Prioritizing vulnerability remediation can be hard based on traditional metrics such as CVSS score alone. By merging contextual information about the asset and its importance, such as how it’s being used, with broad information about the vulnerability, you can understand the real risk behind identified vulnerabilities. This helps you make prioritized shortlists of the most urgent security issues. You can make informed decisions, optimize time spend and maintain healthy overall risk-levels and steady security hygiene.

This scan discovers and maps all assets, systems and devices on your network. It also ensures efficient vulnerability management through the creation of scan groups.

Agent-based scan leverages WithSecure™ Elements platform’s single agent, and lets you scan remotely-sprinkled Windows computers outside your network. This is especially useful in the remote working era and means adding fewer open doors into your most valuable devices when performing vulnerability scans. The agent-based scan collects lists of hardware and software, identifying open ports and vulnerabilities related to installed software and operating systems. The scan is an easy-to-perform, lightweight procedure, allowing you to maintain an up-to-date view of all assets.

Internet Discovery Scan identifies all internet-facing systems/services. This scan provides a powerful search function by using DNS names to identify assets within the domain. It helps you to gain awareness of what services actually reside within domains under your control. With an Internet Discovery Scan, you can find shadow IT and potential brand infringements and breaches, such as a misleading domain name.

System Scan is a network-based vulnerability scanner that can cover any IP system for common vulnerabilities. It identifies the system and version number, before checking for open ports, known vulnerabilities (i.e. missing patches), default passwords and misconfigurations.

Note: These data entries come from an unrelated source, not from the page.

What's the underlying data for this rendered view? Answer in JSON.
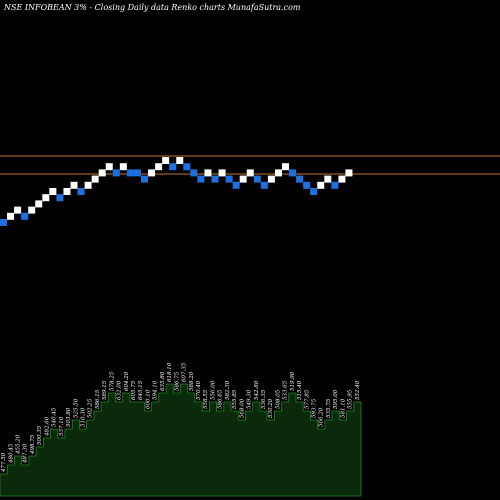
{
  "chart_data": {
    "type": "renko",
    "title": "NSE INFOBEAN  3% -  Closing Daily data  Renko  charts MunafaSutra.com",
    "colors": {
      "background": "#000000",
      "up_brick": "#ffffff",
      "down_brick": "#1e6fe0",
      "level_line": "#c8742a",
      "volume_fill": "#0b2a0b",
      "volume_stroke": "#1e8a1e"
    },
    "bricks": [
      {
        "col": 0,
        "row": 0,
        "dir": "down"
      },
      {
        "col": 1,
        "row": 1,
        "dir": "up"
      },
      {
        "col": 2,
        "row": 2,
        "dir": "up"
      },
      {
        "col": 3,
        "row": 1,
        "dir": "down"
      },
      {
        "col": 4,
        "row": 2,
        "dir": "up"
      },
      {
        "col": 5,
        "row": 3,
        "dir": "up"
      },
      {
        "col": 6,
        "row": 4,
        "dir": "up"
      },
      {
        "col": 7,
        "row": 5,
        "dir": "up"
      },
      {
        "col": 8,
        "row": 4,
        "dir": "down"
      },
      {
        "col": 9,
        "row": 5,
        "dir": "up"
      },
      {
        "col": 10,
        "row": 6,
        "dir": "up"
      },
      {
        "col": 11,
        "row": 5,
        "dir": "down"
      },
      {
        "col": 12,
        "row": 6,
        "dir": "up"
      },
      {
        "col": 13,
        "row": 7,
        "dir": "up"
      },
      {
        "col": 14,
        "row": 8,
        "dir": "up"
      },
      {
        "col": 15,
        "row": 9,
        "dir": "up"
      },
      {
        "col": 16,
        "row": 8,
        "dir": "down"
      },
      {
        "col": 17,
        "row": 9,
        "dir": "up"
      },
      {
        "col": 18,
        "row": 8,
        "dir": "down"
      },
      {
        "col": 19,
        "row": 8,
        "dir": "down"
      },
      {
        "col": 20,
        "row": 7,
        "dir": "down"
      },
      {
        "col": 21,
        "row": 8,
        "dir": "up"
      },
      {
        "col": 22,
        "row": 9,
        "dir": "up"
      },
      {
        "col": 23,
        "row": 10,
        "dir": "up"
      },
      {
        "col": 24,
        "row": 9,
        "dir": "down"
      },
      {
        "col": 25,
        "row": 10,
        "dir": "up"
      },
      {
        "col": 26,
        "row": 9,
        "dir": "down"
      },
      {
        "col": 27,
        "row": 8,
        "dir": "down"
      },
      {
        "col": 28,
        "row": 7,
        "dir": "down"
      },
      {
        "col": 29,
        "row": 8,
        "dir": "up"
      },
      {
        "col": 30,
        "row": 7,
        "dir": "down"
      },
      {
        "col": 31,
        "row": 8,
        "dir": "up"
      },
      {
        "col": 32,
        "row": 7,
        "dir": "down"
      },
      {
        "col": 33,
        "row": 6,
        "dir": "down"
      },
      {
        "col": 34,
        "row": 7,
        "dir": "up"
      },
      {
        "col": 35,
        "row": 8,
        "dir": "up"
      },
      {
        "col": 36,
        "row": 7,
        "dir": "down"
      },
      {
        "col": 37,
        "row": 6,
        "dir": "down"
      },
      {
        "col": 38,
        "row": 7,
        "dir": "up"
      },
      {
        "col": 39,
        "row": 8,
        "dir": "up"
      },
      {
        "col": 40,
        "row": 9,
        "dir": "up"
      },
      {
        "col": 41,
        "row": 8,
        "dir": "down"
      },
      {
        "col": 42,
        "row": 7,
        "dir": "down"
      },
      {
        "col": 43,
        "row": 6,
        "dir": "down"
      },
      {
        "col": 44,
        "row": 5,
        "dir": "down"
      },
      {
        "col": 45,
        "row": 6,
        "dir": "up"
      },
      {
        "col": 46,
        "row": 7,
        "dir": "up"
      },
      {
        "col": 47,
        "row": 6,
        "dir": "down"
      },
      {
        "col": 48,
        "row": 7,
        "dir": "up"
      },
      {
        "col": 49,
        "row": 8,
        "dir": "up"
      }
    ],
    "level_lines": [
      "upper",
      "lower"
    ],
    "volume_labels": [
      "477.50",
      "480.45",
      "455.20",
      "487.30",
      "498.75",
      "500.35",
      "482.60",
      "540.45",
      "537.10",
      "503.80",
      "525.50",
      "510.30",
      "502.25",
      "586.15",
      "589.15",
      "578.25",
      "632.00",
      "604.20",
      "605.75",
      "645.15",
      "600.10",
      "594.10",
      "635.80",
      "618.10",
      "586.75",
      "607.35",
      "588.20",
      "570.40",
      "558.55",
      "556.00",
      "586.65",
      "582.30",
      "555.85",
      "568.00",
      "549.30",
      "542.80",
      "536.35",
      "530.20",
      "508.05",
      "533.65",
      "519.90",
      "515.40",
      "577.85",
      "593.75",
      "566.20",
      "535.75",
      "595.00",
      "581.10",
      "555.95",
      "552.40"
    ]
  }
}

It causes no disruption, so there are no issues around denial of service.

Some devices, such as example routers, require authentication before they can be fully scanned. The Authenticated Scan allows the System Scan to log into these systems – improving accuracy and decreasing false positives and negatives – to find vulnerable system versions, missing patches, and misconfigurations.

A Web Scan – typically used in a complementary format – allows you to scan and test custom web applications. You can utilize these during the development of new applications as part of the life cycle, enabling you to catch vulnerabilities early in the process and save considerable resources.